The theory of large numbers states that the number of data points is directly correlated to the odds of the distribution equalling the equation of the curve. In simple terms, the more bets placed, the greater the odds that total return will equal the average. In the roulette example, if 1000 spins occurred, there is a greater chance that the total return would equal 94.7% than if only ten spins were made.
The lesson here is the lower number of plays or spins create a greater chance for the net results to be outside the expected result of 94.7%, both to the positive and negative sides. So, if you want to take a chance at winning big and losing big, then bet a low number of times on high odds games. For those concerned with taken a calculated gamble, spin 10 times and bet a single number. The chances of winning are 1 in 38 and the payout is $36 for every $1 bet.
In order to have a 50% chance to win on one number, 19 spins would need to be made (50%=19*1/38). Assuming that the other bets are losers, the winnings would total (36:1 odds * $10 bet - 9 losses * $10 bet) or $530. The limit on losses is $190. From a psychological perspective, most people would be willing to bet $190 to have a 50% chance to win $530.
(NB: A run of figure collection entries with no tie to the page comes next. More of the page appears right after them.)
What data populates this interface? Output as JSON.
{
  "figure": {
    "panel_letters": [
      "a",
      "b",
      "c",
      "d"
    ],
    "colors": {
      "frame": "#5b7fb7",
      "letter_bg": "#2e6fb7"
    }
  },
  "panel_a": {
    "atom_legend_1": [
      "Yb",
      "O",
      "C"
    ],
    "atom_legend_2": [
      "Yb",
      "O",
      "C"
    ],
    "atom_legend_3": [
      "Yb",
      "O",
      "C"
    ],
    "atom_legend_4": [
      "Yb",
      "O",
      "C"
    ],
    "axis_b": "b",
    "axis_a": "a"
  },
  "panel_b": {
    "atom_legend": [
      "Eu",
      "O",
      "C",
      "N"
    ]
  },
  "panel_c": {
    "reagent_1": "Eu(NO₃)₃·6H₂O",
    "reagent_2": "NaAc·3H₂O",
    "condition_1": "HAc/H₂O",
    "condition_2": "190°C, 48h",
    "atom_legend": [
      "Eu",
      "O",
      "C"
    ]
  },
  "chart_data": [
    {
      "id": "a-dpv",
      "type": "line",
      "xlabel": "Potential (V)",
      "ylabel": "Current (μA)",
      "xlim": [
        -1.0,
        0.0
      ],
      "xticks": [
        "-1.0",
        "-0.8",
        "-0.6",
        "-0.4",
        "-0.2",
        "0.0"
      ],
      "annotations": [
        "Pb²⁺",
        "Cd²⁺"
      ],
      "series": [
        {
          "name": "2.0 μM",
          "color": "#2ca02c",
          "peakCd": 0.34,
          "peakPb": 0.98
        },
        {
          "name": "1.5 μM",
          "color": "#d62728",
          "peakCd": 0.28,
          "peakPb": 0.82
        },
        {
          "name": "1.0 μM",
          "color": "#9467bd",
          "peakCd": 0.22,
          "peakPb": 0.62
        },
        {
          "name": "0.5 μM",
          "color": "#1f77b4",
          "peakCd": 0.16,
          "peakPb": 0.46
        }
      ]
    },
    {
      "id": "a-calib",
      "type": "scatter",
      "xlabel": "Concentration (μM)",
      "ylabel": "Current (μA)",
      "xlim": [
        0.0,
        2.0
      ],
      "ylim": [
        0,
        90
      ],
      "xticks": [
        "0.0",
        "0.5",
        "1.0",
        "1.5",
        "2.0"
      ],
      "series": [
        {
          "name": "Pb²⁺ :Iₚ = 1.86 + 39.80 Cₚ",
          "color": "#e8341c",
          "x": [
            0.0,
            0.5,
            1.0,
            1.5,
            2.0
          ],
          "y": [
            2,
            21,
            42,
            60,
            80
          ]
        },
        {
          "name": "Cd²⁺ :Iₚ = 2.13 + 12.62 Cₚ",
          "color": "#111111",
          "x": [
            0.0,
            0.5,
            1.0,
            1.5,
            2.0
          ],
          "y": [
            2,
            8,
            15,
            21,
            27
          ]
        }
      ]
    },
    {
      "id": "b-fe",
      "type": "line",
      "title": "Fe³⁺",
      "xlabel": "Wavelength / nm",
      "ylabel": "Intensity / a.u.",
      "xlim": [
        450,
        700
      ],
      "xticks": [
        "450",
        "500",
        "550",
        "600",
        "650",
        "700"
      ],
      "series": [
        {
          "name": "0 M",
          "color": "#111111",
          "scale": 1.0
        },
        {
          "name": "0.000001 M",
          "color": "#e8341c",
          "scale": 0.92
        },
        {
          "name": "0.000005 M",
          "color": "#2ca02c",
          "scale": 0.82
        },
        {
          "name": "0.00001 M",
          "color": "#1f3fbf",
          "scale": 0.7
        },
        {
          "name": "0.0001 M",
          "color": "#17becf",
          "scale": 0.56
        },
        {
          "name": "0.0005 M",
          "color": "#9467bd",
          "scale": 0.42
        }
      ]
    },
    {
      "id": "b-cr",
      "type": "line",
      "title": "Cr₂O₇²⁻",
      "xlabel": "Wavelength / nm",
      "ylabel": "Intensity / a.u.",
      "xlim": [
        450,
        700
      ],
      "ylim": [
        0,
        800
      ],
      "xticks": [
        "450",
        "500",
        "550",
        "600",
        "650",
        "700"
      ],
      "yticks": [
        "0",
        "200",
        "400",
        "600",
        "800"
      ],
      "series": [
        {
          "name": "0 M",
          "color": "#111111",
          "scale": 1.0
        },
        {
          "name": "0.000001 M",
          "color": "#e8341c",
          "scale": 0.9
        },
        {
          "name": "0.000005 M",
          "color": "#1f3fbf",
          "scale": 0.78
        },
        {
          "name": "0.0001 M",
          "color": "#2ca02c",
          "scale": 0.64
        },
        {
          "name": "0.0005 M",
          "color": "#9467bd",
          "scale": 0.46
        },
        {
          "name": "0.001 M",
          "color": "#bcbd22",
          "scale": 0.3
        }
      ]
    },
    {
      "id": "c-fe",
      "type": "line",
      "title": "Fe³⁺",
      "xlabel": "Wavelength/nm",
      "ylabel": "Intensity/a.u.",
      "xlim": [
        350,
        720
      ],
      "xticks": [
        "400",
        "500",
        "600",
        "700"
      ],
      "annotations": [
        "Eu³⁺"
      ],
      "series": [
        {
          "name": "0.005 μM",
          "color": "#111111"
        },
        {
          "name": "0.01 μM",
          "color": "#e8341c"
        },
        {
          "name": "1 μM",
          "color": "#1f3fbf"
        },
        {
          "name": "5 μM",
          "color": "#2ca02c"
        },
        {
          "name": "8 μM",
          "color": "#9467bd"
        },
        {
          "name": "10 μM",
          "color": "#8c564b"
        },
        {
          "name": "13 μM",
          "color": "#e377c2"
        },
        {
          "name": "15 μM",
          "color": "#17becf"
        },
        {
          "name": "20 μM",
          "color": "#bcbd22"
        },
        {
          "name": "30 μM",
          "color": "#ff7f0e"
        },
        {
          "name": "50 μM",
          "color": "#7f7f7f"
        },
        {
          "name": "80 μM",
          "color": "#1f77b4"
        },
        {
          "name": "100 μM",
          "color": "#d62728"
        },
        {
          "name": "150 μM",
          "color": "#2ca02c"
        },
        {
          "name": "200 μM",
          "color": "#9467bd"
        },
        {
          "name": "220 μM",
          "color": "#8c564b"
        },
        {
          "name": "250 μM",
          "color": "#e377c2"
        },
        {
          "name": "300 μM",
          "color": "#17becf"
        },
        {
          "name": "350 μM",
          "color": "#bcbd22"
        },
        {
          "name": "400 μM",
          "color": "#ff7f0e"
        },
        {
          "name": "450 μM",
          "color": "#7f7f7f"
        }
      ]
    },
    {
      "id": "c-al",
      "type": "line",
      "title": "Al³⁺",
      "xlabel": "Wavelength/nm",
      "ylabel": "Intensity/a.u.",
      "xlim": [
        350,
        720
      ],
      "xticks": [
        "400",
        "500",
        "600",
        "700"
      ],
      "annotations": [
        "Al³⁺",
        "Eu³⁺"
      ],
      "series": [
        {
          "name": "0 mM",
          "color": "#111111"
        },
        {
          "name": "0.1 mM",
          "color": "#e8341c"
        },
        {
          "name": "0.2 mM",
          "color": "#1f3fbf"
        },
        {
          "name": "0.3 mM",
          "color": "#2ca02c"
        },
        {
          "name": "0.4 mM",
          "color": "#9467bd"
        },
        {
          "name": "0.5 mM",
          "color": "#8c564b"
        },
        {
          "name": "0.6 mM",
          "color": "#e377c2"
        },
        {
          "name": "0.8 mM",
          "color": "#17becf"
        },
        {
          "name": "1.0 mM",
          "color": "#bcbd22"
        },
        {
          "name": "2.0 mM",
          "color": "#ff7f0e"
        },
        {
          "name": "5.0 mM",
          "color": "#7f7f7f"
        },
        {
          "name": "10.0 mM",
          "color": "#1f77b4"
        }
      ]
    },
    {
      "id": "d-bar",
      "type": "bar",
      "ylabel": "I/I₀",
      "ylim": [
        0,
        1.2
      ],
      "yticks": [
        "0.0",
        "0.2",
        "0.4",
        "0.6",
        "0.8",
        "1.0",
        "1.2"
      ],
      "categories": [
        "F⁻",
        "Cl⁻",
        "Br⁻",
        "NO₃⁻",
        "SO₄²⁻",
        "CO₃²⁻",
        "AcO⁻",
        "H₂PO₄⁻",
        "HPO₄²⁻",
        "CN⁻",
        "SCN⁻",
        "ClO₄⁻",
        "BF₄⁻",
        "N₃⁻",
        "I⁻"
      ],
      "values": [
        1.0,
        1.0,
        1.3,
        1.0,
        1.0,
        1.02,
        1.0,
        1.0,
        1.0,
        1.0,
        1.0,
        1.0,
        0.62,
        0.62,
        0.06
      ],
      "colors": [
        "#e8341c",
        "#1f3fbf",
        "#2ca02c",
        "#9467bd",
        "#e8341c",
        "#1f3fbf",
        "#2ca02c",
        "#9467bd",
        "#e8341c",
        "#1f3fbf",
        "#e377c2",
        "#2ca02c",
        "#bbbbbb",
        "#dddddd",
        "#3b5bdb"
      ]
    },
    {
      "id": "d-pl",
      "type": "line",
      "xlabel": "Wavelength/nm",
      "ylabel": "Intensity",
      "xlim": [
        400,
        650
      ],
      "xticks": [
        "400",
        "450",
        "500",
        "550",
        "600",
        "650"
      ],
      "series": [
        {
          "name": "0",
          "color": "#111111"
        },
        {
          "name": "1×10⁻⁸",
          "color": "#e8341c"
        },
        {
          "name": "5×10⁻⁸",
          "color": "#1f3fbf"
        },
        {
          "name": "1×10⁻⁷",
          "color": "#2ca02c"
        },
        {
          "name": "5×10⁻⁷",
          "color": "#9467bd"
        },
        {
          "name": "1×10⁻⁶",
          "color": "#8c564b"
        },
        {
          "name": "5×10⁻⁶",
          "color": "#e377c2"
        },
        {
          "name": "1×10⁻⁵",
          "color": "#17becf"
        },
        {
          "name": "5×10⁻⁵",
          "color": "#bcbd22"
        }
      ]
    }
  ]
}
However, if we increase the number of chances (the theory of large numbers), the loss limit changes and the payout gets closer to the average. At 1000 spins on a $10 bet, the loss limit is $10.000. On 1000 spins, the average number of winning number is 26.3, which at odds or 36:1 translates to winnings of $9473. Not many people would risk $10.000 to get back $9473, for a cumulative loss of $527. Bottom line, the more you spin, the greater the chance to lose.